Music

Smooth flows the music

Starting with the strikingly colour-coded visual — kurtas in white, saffron, orange, chocolate and peach, against the backdrop of a rust-n-gold lighting montage — everything boded well for ‘Sur Sagar', the recital of Surdas bhajans by O.S. Arun and Sanjeev Abhyankar.

The vocalists were young enough to be insouciant, experienced enough to hold their own with music lighter than the classical in which they were trained. Of course, Arun has made a mark in devotional music, while Abhyankar has adventured in abhang and bhav geet. The harmonium (Milind Kulkarni), tablas (Arun Gawai, Sai Shravan) and additional percussion (Kalaiselvan) were handled by empathetic supporters, whose demeanour through the recital was appreciative of the vocalists.

In this their first effort in tandem singing of bhajans, the strategy was to take turns with alternate songs, while drawing support and inputs from the other, in swara-taan singing, melodising lines ( niraval) or offering choric refrain.

The opening Behag alaap was poetic even in brevity, as one voice dovetailed naturally into the other, setting a high benchmark for the evening, with the accent on emotion. Technique was very much there, but to underline vatsalya, as Arun swung from anticipation to tenderness in showing eager mother Yasoda as she wonders (‘Jasomati Mann Abhilash Kare') when her baby Krishna will sprout his first milk tooth, and start lisping.

The bard's insight

Can a blind man long to “see” the Lord? The sightless bard's insight came up next in the Sur favourite ‘Akhiyan Hari Darsan Ki Pyaasi' (Mishra Bhatiyar). A feast for the heart as Abhyankar handled it. A moving rhythm-free prelude flowed into faster beats, as charged nuancing made listeners visualise the pain of separation. Arun too emphasised the same inner vision, crucial to the bhakti tradition, in Rageshri, ‘Ankhi ni base hiya mein base'.

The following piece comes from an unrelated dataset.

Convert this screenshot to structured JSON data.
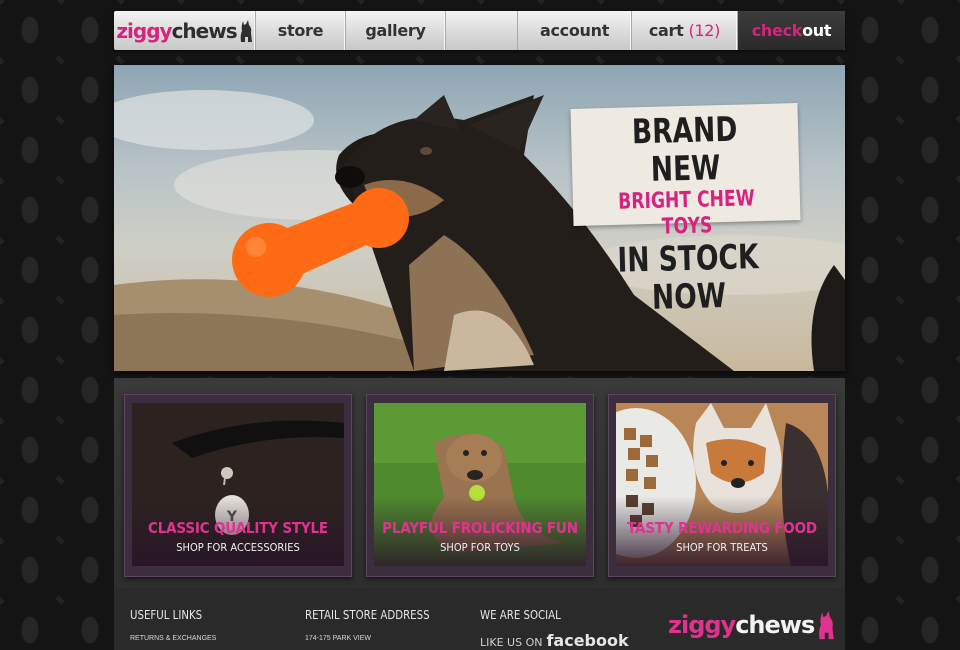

Mishra Janasammodini seemed perfect for switching from man's longing for God, to God's unbounded love for human beings (‘Sabse oonchi'). Didn't Krishna himself clean up the dining hall after Yudhishtira's Rajasuya sacrifice? Drive Arjuna's chariot? This theme of bonding had the singers sharing the improvisation generously. Their personalities made an unmistakable contrast here – if Abhyankar went deep, searching for the essence, Arun rose high, creating drama.

Arun's exuberance had full play in ‘Mohe Chhuwo Naa' where Surdas becomes the jealous woman, angry with a fickle lover. This was his chance to touch up the ‘Khandita nayika's' lines with satirical humour (“You are omniscient, the rest are stupid, she's your queen, I'm your maid”), and move from fury to frustration as he circled the upper shadja. Abhyankar focussed on the inner trauma, as even his ga-ma-da became an Abhogi-soaked spirit-in-ferment.

His ‘Ab mein nachoon bahut gopal' saw the evils ready to grab the soul from within. The crescendo of ‘Gopal' emphasised fear being conquered by faith.

Never a dull moment, the last song was tuned to high-spirited rapture in melaraga Gamanashrama by Arun. Krishna danced with the cowherds (‘Gopi Gopal Baal Raas Mandala') in the mellifluous exchanges, in swirling taans and swift beats. A namavali accelerated itself into the ringing finale.

‘Sur Sagar' did not fulfill its promise of reaching great heights. It never rose from the pleasant to the outstanding. The remarkable singer that he is, Abhyankar seemed to hold himself back and play a subdued role.

True, the mike alignment pleased neither Abhyankar nor the listeners, as his voice remained less robust throughout. However, this did not affect the initial or concluding segments. The sagging happened in between. Also, despite the chanting, the end seemed rather abrupt.

Expanding at least one major raga each might have added depth, and a more considered, cannier exploitation of the two tablas and the harmonium might have enriched substance. The accompanists remained too predictable to be maximally effective.

On the whole what stood out was the ability of the vocalists to meld easily, selflessly. Both exploited karvai sukham — the high that comes with a long dwelt single note (upper shadjam mostly). Moreover, ‘Sur Sagar' never lost sight of the extraordinary poetry it had chosen to present. The sense was as important to the singers as the music, and they had taken great pains to present songs of varying emotions, situations and tempos. Their venture was marked by a flawless dignity.